« De sas en sas », un long métrage de fiction de la réalisatrice franco-algérienne Rachida Brakni sur les conditions d’accueil dans les prisons françaises décriées par des proches des détenus, a été projeté samedi à Alger dans le cadre du 18e Festival culturel européen en Algérie.
Sorti en 2016, ce drame de 82 minutes inspiré d’une histoire véridique vécue par la réalisatrice, dépeint les souffrances d’un groupe de femmes qui se croisent dans une prison pour rendre visite à leurs proches.
Au malheur de leurs enfants, époux, pères ou frères incarcérés, s’ajoutent les tracasseries administratives et le comportement méprisant des gardiens des lieux. Une situation devenue infernale pour ces femmes qui doivent prendre leur mal en patience pour atteindre le parloir.
A l’écran, Nora, rôle campé par l’actrice française Zita Harnot, en compagnie de sa mère Fatma, incarné par la chanteuse algérienne Samira Brahmia, se prépare à rendre visite à son frère qu’elle n’a pas revu depuis six mois à la Maison d’arrêt de Fleury-Mérogis (France). Sur place, elles croisent d’autres femmes, venues voir un membre de la famille ou un compagnon.
La porte de la prison franchie, les visiteurs sont soumis à une série de fouilles minutieuses avant de progresser vers le parloir, cette tribune d’expression si difficile à atteindre. Devant l’intransigeance des surveillants qui appliquent scrupuleusement le règlement, ces femmes aux « nerfs fragiles » parviennent toutefois à faire passer des produits « prohibés » comme celle qui a dissimulé une barre de chocolat dans son foulard pour son mari.
A l’attente qui se fait longue s’ajoute la canicule et la soif qui irritent ces femmes, enfermées dans la salle d’attente. C’est dans ce « huis clos » qui symbolise l’enferment que le film évolue en frôlant les codes du théâtre pour traduire à l’écran un scénario dérivé d’une histoire vécue en 2003 par la réalisatrice elle-même.

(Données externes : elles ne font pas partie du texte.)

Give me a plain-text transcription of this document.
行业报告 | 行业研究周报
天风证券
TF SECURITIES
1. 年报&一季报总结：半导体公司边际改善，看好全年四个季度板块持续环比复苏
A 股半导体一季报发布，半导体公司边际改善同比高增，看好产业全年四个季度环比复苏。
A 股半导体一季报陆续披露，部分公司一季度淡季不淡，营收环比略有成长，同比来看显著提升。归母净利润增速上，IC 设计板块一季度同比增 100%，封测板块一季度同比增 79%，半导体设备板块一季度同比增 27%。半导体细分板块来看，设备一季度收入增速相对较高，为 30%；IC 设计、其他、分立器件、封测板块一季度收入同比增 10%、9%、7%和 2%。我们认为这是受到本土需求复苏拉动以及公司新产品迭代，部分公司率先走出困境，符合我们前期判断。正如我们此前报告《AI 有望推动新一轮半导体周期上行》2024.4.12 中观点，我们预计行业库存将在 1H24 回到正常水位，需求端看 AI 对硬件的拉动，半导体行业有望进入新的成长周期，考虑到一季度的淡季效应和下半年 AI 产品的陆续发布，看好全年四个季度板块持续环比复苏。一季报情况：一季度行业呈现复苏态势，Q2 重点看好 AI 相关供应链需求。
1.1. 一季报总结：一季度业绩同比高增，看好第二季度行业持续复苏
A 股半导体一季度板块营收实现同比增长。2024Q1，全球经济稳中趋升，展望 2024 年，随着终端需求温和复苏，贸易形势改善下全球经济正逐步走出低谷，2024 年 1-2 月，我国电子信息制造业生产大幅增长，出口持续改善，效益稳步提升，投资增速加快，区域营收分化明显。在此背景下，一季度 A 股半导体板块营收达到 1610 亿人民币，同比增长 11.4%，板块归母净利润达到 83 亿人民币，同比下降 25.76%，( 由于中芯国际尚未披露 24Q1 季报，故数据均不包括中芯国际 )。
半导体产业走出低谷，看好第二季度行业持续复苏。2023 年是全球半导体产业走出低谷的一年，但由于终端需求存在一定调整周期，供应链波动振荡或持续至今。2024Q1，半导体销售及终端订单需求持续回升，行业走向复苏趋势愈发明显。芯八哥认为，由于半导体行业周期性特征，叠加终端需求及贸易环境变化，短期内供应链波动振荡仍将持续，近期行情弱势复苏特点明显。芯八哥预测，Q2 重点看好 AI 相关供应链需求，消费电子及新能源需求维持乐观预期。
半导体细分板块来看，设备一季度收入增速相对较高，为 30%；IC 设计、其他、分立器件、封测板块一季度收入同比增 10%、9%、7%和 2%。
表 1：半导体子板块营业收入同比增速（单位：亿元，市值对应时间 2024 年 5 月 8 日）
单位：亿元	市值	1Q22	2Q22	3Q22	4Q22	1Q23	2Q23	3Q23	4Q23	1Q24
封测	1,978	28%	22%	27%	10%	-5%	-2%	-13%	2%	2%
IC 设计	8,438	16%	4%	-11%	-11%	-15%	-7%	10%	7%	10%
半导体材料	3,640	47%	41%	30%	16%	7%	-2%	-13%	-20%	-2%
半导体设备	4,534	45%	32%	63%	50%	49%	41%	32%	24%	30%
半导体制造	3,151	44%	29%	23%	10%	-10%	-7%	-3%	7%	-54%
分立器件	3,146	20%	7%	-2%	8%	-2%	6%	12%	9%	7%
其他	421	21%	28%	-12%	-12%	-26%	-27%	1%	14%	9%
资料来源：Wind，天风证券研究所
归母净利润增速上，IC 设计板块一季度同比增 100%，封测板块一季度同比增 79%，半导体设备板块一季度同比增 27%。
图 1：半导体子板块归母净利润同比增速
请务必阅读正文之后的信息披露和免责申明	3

Pour accentuer les traits de cet enfermement, Rachida Brakni a opté pour des plans serrés dans les différentes scènes du film notamment celles qui se déroulent dans la salle d’attente, le couloir et le parloir. Mené par des actrices au talent avéré à l’instar de Zita Harnot, Fabienne Babe ou encore Meriem Serbah, « De sas en sas » se distingue par un dialogue « subtil » et « authentique » entre professionnels et amateurs.
Salué par les spectateurs, le film déjà primé en 2016 au Festival international du film de Belfort (France) dénonce, en filigrane, les conditions d’accueil « désobligeantes » des proches des détenus.
Présente à la projection, Samira Brahmia a précisé que le tournage du film qui a duré « cinq semaines » a été effectué en France dans un asile psychiatrique où la réalisatrice a planté les « décors suggérés de la Maison d’arrêt de Fleury-Mérogis ».
En réponse à une question sur des « scènes de violence », Samira Brahmia s’est défendue de l’idée de faire des « clichés sur les immigrés » en expliquant que la colère des femmes est motivée par le souci (technique) de « se battre pour défendre le droit de parole et s’extirper des quatre murs de la prison ».
Des projections de films, expositions, ateliers d’écriture et de design, des concerts de musique et bien d’autres animations sont au programme du 18e Festival culturel européen en Algérie qui se poursuit jusqu’au 24 mai à Alger et Bejaïa.
Une vingtaine pays membres de l’Union européenne (UE) dont l’Italie, l’Allemagne, le Portugal, l’Autriche et la France participent à ce rendez- vous annuel organisé depuis 2000 par la délégation de l’UE en Algérie.